Aug 23, 2009 / 07:45 am
Before Sunday’s Angelus prayer with pilgrims in the courtyard of Castel Gandolfo, Pope Benedict XVI spoke about today’s Gospel, in which Jesus' teaching about his presence in the Eucharist is met with resistance from the Jews and his own disciples. Followers of Christ must respond to his challenging teachings with lifelong commitment instead of trying to adapt his teachings to the fashions of the times, the Pope said.
"The fourth Evangelist,” Pope Benedict explained, “relates the reaction of the people and disciples, shocked by the words of the Lord to the point that many, after having followed him until then, exclaim, ‘This saying is hard, who can accept it?'”
Benedict XVI continued reading, reciting, “And from that moment on ‘many of his disciples returned to their former way of life and no longer accompanied him.'”
The Pope then noted, “Jesus, however, does not lessen his claim. Indeed, he directly addresses the twelve saying, 'Will you also go away?’”
"This provocative question,” the Pope taught, “is not only addressed to listeners of the time, but to believers and men of every age. Even today, many are shocked by the paradox of the Christian faith.”
Because “Jesus’ teaching seems too hard, too difficult to accept and put into practice,” Pope Benedict observed that, “As a result there are those who reject and abandon Christ, those who attempt to adapt his teachings to the fashions of the times distorting its meaning and value.”
“Will you also go away?' This unsettling provocation resounds in our hearts and awaits a response from each one of us. Jesus in fact is not contented by a merely superficial or formal belonging, an initial and enthusiastic adhesion is not enough for Him. On the contrary, we must take part in 'his thinking and his will' throughout our entire life,” the Holy Father said.

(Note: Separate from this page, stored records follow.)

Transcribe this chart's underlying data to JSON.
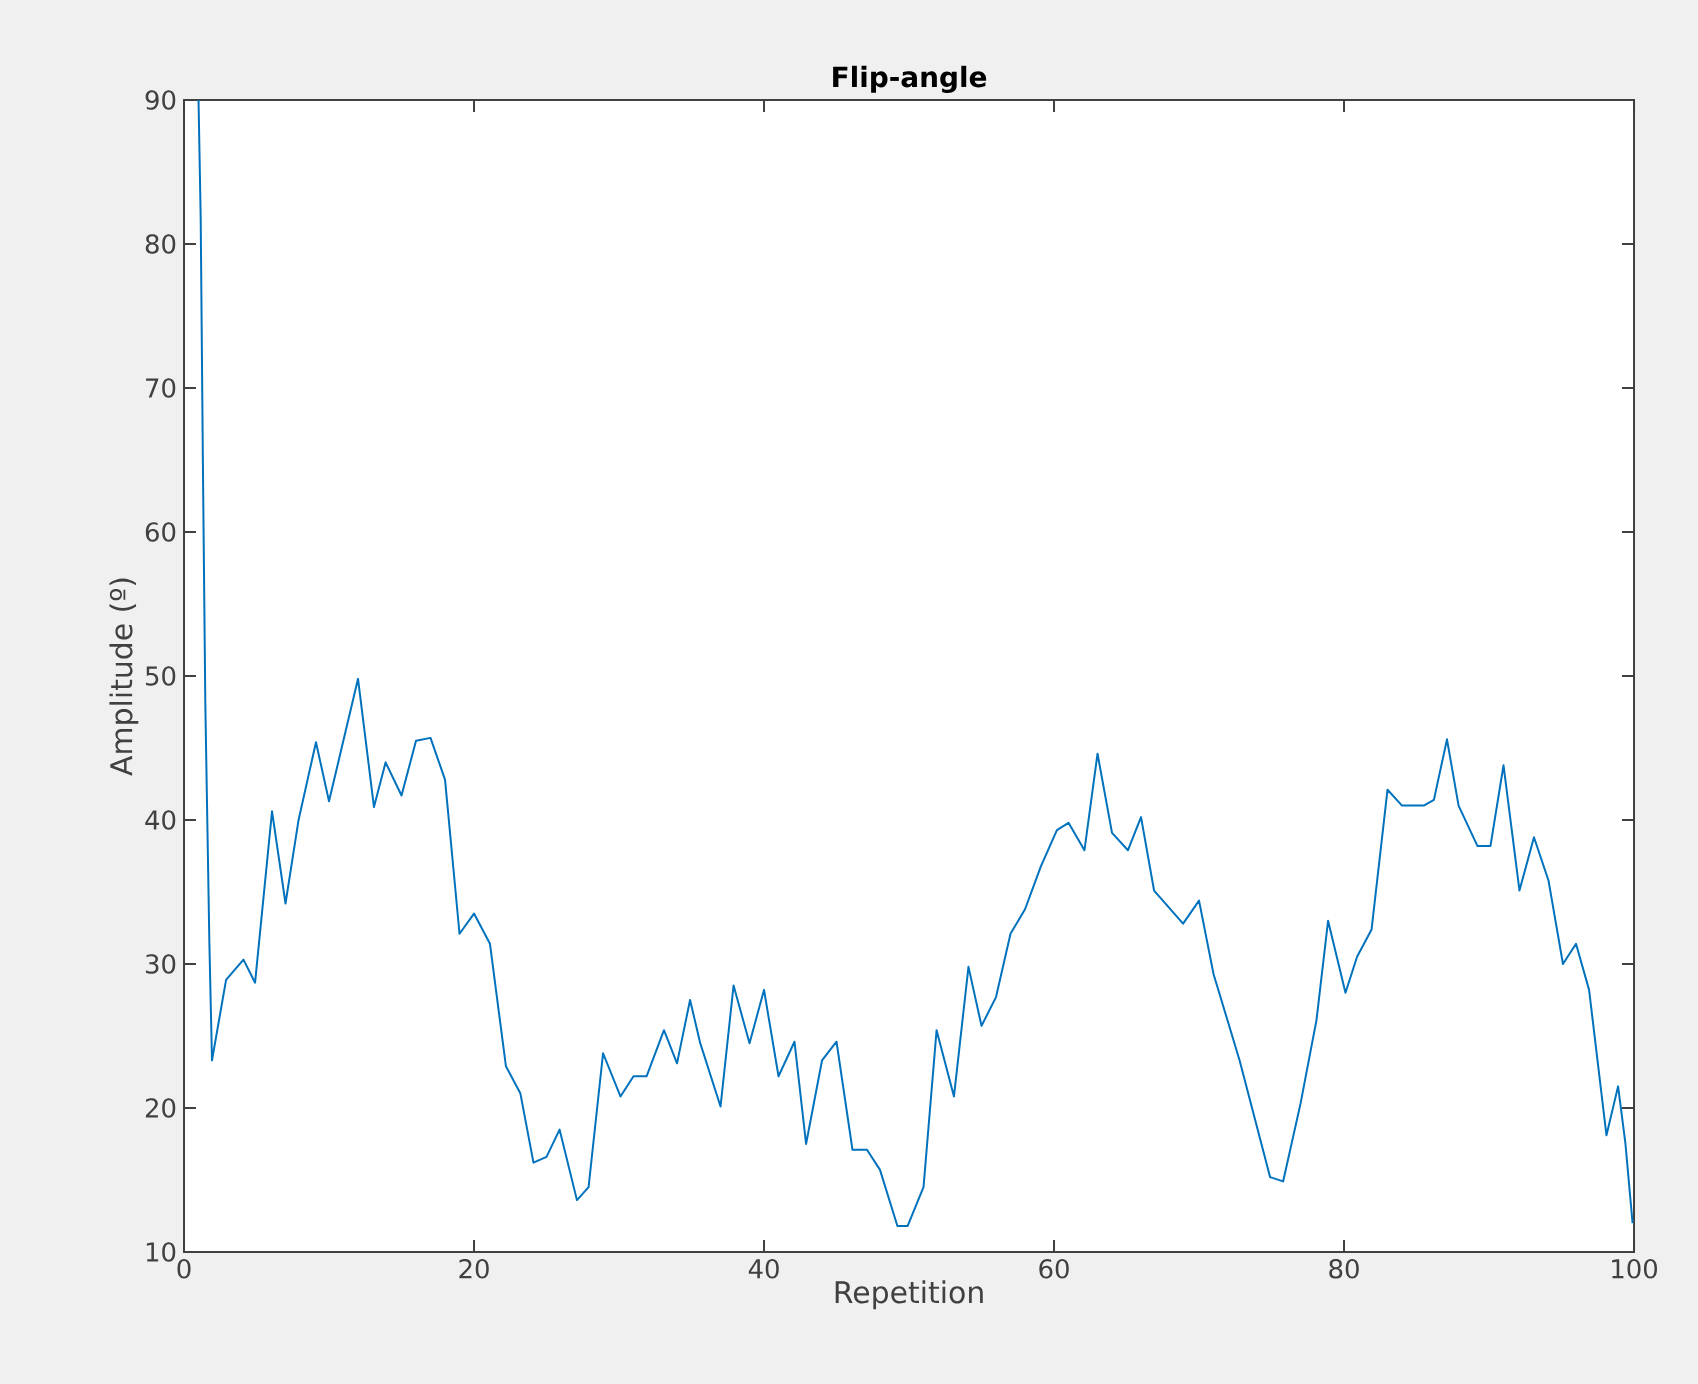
{
  "chart_data": {
    "type": "line",
    "title": "Flip-angle",
    "xlabel": "Repetition",
    "ylabel": "Amplitude (º)",
    "color": "#0072bd",
    "xlim": [
      0,
      100
    ],
    "ylim": [
      10,
      90
    ],
    "xticks": [
      0,
      20,
      40,
      60,
      80,
      100
    ],
    "yticks": [
      10,
      20,
      30,
      40,
      50,
      60,
      70,
      80,
      90
    ],
    "x": [
      1,
      1.15,
      1.3,
      1.47,
      1.75,
      1.93,
      2.9,
      4.1,
      4.9,
      6.07,
      7.0,
      7.9,
      9.1,
      10.0,
      12.0,
      13.1,
      13.9,
      15.0,
      16.0,
      17.0,
      18.0,
      19.0,
      20.0,
      21.1,
      22.2,
      23.2,
      24.1,
      25.0,
      25.9,
      27.1,
      27.9,
      28.9,
      30.1,
      31.0,
      31.9,
      33.1,
      34.0,
      34.9,
      35.6,
      37.0,
      37.9,
      39.0,
      40.0,
      41.0,
      42.1,
      42.9,
      44.0,
      45.0,
      46.1,
      47.1,
      48.0,
      49.2,
      49.9,
      51.0,
      51.9,
      53.1,
      54.1,
      55.0,
      56.0,
      57.0,
      58.0,
      59.1,
      60.2,
      61.0,
      62.1,
      63.0,
      64.0,
      65.1,
      66.0,
      66.9,
      68.9,
      70.0,
      71.0,
      72.8,
      74.9,
      75.8,
      77.0,
      78.1,
      78.9,
      80.1,
      80.9,
      81.9,
      83.0,
      84.0,
      85.5,
      86.2,
      87.1,
      87.9,
      89.2,
      90.1,
      91.0,
      92.1,
      93.1,
      94.1,
      95.1,
      96.0,
      96.9,
      98.1,
      98.9,
      99.4,
      99.9
    ],
    "values": [
      90,
      81.8,
      65,
      48,
      31.4,
      23.3,
      28.9,
      30.3,
      28.7,
      40.6,
      34.2,
      40,
      45.4,
      41.3,
      49.8,
      40.9,
      44.0,
      41.7,
      45.5,
      45.7,
      42.8,
      32.1,
      33.5,
      31.4,
      22.9,
      21.0,
      16.2,
      16.6,
      18.5,
      13.6,
      14.5,
      23.8,
      20.8,
      22.2,
      22.2,
      25.4,
      23.1,
      27.5,
      24.5,
      20.1,
      28.5,
      24.5,
      28.2,
      22.2,
      24.6,
      17.5,
      23.3,
      24.6,
      17.1,
      17.1,
      15.7,
      11.8,
      11.8,
      14.5,
      25.4,
      20.8,
      29.8,
      25.7,
      27.7,
      32.1,
      33.8,
      36.8,
      39.3,
      39.8,
      37.9,
      44.6,
      39.1,
      37.9,
      40.2,
      35.1,
      32.8,
      34.4,
      29.3,
      23.3,
      15.2,
      14.9,
      20.3,
      26.1,
      33.0,
      28.0,
      30.5,
      32.4,
      42.1,
      41.0,
      41.0,
      41.4,
      45.6,
      41.0,
      38.2,
      38.2,
      43.8,
      35.1,
      38.8,
      35.8,
      30.0,
      31.4,
      28.2,
      18.1,
      21.5,
      17.6,
      12.0
    ]
  }
}
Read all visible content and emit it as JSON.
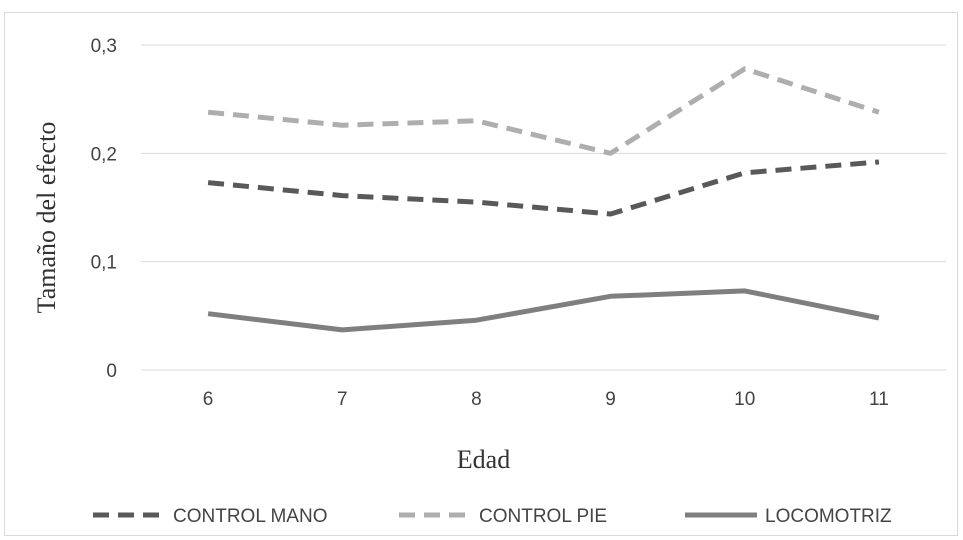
{
  "chart_data": {
    "type": "line",
    "title": "",
    "xlabel": "Edad",
    "ylabel": "Tamaño del efecto",
    "categories": [
      "6",
      "7",
      "8",
      "9",
      "10",
      "11"
    ],
    "y_ticks": [
      "0",
      "0,1",
      "0,2",
      "0,3"
    ],
    "y_tick_values": [
      0,
      0.1,
      0.2,
      0.3
    ],
    "ylim": [
      0,
      0.3
    ],
    "grid": "horizontal",
    "legend_position": "bottom",
    "series": [
      {
        "name": "CONTROL MANO",
        "values": [
          0.173,
          0.161,
          0.155,
          0.144,
          0.182,
          0.192
        ],
        "color": "#595959",
        "style": "dashed"
      },
      {
        "name": "CONTROL PIE",
        "values": [
          0.238,
          0.226,
          0.23,
          0.2,
          0.278,
          0.238
        ],
        "color": "#aeaeae",
        "style": "dashed"
      },
      {
        "name": "LOCOMOTRIZ",
        "values": [
          0.052,
          0.037,
          0.046,
          0.068,
          0.073,
          0.048
        ],
        "color": "#7f7f7f",
        "style": "solid"
      }
    ]
  }
}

Drawing his words to a close, the Pope said, “Faith is God's gift to man and is, at the same time, man’s free and total trusting of himself to God.” “Docile faith, listening to the word of the Lord, that lamp for our feet, light for our path…We ask the Virgin Mary to keep alive in us this faith steeped in love, which has made her, a humble maiden of Nazareth, Mother of God and mother and model for all believers,” he prayed.
After the Marian prayer, the Pope greeted participants of the lay movement Communion and Liberation, who are gathering for their 30th annual Friendship Among Peoples meeting, which opened today in Rimini, Italy. Commenting on this year's theme, “Knowledge Is Always An Event,” he referred to his recent encyclical “Caritas in Veritate”: “'Learning is not only a material act, because…In all knowledge and in every act of love the human soul experiences something ‘over and above,’ which seems very much like a gift that we receive, or a height to which we are raised.”